Her possessions weren’t the only ones with dead birds strewn across the fields. It was clear that the issue was widespread in society.
“You can see them off the highway,” she said. “You can see them around the Grand Coulee. And then, you know, once they leave, you can see that there were some that didn’t work out.”
Stasiak said bird flu was first detected on the east coast and is believed to have spread across the Atlantic coast to midwestern states and then north with birds in the spring. This means the infection has spread across the Prairies and west into British Columbia.
“We are seeing similar reports of deaths across the country,” she said.
Snow geese are an abundant species and “it appears that a relatively low percentage of the population has been affected,” Stasiak said.
Spread to other species
Initially, Stasiak reports that the virus was only affecting snow geese and Ross geese, but it has spread to other species.
“We also get quite a few types of reports on raptors. So hawks, eagles, great-horned owls, and scavengers, also crows and crows and magpies.” It is suspected that these birds likely feed on the carcasses of infected waterfowl and become infected.
While no mammalian scavenger case of the virus has been reported so far in Saskatchewan, Stasiak urged property owners to remove any dead birds that could be eaten by family pets.

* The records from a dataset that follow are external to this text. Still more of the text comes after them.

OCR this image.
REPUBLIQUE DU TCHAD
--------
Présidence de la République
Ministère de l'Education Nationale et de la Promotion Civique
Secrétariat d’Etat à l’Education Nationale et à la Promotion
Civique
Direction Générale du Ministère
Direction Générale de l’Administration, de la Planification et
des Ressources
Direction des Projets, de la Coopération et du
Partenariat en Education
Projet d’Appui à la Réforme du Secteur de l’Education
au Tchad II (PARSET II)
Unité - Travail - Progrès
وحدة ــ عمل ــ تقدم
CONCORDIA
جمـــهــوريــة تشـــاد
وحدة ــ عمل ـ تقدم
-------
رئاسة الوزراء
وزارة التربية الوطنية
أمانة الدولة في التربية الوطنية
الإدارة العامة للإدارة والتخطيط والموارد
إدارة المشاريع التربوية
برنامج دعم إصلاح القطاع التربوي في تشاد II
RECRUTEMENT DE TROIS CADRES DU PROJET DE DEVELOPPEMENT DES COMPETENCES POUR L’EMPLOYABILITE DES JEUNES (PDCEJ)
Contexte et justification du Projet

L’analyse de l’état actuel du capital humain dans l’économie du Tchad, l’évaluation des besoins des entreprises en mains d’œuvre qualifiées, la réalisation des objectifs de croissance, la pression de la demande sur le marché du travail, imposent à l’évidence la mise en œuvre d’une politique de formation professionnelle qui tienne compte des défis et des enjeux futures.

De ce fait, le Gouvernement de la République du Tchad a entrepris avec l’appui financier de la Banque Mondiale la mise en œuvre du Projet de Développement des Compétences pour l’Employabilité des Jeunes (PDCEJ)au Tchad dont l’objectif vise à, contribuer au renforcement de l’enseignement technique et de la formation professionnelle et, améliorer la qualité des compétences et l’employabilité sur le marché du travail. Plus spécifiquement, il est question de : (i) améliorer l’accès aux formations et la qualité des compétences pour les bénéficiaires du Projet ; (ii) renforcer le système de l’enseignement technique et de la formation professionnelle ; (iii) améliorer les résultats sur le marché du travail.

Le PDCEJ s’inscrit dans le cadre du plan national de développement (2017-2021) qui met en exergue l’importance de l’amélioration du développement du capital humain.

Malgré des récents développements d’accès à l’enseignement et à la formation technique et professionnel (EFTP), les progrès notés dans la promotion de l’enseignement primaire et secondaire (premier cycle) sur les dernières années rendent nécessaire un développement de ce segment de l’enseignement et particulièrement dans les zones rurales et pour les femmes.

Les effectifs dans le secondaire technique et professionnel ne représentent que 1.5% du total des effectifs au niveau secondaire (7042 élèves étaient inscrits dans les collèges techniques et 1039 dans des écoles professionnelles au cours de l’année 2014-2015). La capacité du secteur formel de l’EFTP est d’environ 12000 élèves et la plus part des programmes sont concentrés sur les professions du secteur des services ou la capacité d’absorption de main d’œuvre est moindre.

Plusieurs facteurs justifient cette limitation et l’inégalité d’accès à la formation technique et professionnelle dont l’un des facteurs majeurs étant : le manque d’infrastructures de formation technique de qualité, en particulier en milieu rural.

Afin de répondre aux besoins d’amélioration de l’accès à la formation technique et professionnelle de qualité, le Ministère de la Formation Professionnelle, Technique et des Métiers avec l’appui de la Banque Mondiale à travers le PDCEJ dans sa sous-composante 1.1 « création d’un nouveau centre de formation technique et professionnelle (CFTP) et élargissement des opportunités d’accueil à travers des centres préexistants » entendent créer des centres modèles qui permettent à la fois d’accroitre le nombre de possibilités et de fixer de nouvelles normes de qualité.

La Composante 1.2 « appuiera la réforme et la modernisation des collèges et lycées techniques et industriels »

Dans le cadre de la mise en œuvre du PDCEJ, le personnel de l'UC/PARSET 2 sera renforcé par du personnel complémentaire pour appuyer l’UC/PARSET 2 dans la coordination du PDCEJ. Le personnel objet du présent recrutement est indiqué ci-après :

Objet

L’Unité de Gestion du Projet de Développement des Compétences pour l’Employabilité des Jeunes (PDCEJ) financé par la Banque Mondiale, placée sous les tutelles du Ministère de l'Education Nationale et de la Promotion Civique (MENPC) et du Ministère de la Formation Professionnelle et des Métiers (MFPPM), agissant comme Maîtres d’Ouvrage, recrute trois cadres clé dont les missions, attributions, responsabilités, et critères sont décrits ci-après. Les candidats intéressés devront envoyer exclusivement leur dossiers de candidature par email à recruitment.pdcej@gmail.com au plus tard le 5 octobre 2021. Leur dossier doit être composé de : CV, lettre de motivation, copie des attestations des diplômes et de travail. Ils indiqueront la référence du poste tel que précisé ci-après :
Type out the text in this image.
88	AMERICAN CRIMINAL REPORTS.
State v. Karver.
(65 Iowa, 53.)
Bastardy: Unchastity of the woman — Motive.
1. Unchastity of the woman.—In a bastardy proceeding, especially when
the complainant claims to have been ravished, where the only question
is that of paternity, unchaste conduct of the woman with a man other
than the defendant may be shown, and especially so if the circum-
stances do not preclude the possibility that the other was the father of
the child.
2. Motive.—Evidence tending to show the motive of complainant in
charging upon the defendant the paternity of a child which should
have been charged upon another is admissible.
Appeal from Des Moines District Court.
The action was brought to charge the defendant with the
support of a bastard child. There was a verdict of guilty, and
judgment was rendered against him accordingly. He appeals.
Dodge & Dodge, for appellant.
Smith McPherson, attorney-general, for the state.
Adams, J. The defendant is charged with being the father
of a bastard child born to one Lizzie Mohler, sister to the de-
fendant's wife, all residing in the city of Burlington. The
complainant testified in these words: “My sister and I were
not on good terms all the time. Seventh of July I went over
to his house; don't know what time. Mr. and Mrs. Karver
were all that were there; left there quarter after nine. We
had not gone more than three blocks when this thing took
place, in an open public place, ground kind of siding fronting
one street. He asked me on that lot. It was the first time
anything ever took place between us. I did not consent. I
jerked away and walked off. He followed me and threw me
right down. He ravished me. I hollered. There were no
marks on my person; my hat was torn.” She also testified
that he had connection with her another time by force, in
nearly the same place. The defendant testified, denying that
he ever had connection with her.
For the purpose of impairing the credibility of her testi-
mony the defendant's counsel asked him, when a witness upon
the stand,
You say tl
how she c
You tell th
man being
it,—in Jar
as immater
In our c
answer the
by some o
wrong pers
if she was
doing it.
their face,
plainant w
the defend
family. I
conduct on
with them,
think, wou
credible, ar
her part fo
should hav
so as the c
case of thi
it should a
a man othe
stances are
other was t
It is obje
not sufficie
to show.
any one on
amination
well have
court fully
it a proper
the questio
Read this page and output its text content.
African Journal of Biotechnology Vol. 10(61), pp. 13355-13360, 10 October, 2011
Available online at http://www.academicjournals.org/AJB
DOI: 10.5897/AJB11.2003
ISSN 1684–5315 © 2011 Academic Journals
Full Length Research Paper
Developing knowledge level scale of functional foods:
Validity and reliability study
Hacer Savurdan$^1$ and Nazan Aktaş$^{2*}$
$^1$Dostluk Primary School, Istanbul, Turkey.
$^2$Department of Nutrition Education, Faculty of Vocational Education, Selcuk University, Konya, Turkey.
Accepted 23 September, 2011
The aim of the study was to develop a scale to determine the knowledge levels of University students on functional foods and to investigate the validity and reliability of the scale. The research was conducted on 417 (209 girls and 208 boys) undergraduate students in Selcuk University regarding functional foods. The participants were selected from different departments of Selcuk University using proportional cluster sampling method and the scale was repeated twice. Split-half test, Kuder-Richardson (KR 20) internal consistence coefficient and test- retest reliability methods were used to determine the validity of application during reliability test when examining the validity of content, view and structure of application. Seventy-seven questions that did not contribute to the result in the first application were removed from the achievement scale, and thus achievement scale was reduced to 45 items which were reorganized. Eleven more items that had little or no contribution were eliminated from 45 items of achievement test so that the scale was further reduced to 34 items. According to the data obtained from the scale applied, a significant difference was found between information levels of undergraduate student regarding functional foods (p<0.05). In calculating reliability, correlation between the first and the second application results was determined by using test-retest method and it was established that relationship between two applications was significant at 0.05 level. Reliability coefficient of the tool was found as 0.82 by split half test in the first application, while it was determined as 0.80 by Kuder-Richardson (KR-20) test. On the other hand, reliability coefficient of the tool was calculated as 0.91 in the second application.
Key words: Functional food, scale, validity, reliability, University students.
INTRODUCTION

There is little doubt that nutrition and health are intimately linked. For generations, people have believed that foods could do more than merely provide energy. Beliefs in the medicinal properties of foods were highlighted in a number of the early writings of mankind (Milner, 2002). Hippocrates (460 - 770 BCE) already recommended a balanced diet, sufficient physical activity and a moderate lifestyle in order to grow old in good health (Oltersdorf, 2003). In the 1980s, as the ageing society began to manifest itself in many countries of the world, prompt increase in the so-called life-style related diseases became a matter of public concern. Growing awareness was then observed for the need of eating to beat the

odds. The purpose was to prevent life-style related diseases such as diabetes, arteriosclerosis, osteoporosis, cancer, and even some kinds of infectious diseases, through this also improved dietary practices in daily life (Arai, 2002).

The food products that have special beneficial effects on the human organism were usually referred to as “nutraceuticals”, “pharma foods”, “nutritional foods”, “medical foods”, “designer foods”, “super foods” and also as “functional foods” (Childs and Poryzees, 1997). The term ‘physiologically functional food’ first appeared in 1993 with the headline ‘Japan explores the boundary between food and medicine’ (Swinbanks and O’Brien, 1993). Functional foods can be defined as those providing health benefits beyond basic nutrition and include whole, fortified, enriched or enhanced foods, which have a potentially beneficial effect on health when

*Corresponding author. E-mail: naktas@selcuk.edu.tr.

She recommended wearing a mask and gloves and “using a plastic bag to pick up the bird, put it in a double bag and dispose of it.”
One dead bird can be dumped in household waste, Stasiak said, but if there are more, it will need to go to an approved landfill.
But as a general rule, Stasiak recommended leaving the birds where they are and letting them decompose naturally.
track sick birds
Stasiak said they rely on members of the public to report any birds that exhibit unusual behavior or appear to be ill. While they cannot help infected birds, management wants to know where they are because “this will be vital in understanding the extent and effects of the virus.”
They are also trying to find out if there are any carrier birds that are not showing any clinical symptoms.
Sick and dead birds can be viewed through the Regional Inquiry Line, the Wildlife Health Cooperative of Canada, the Wildlife Health Tracker app, or by calling the Wildlife Emergency Hotline at 1-800-567-2033.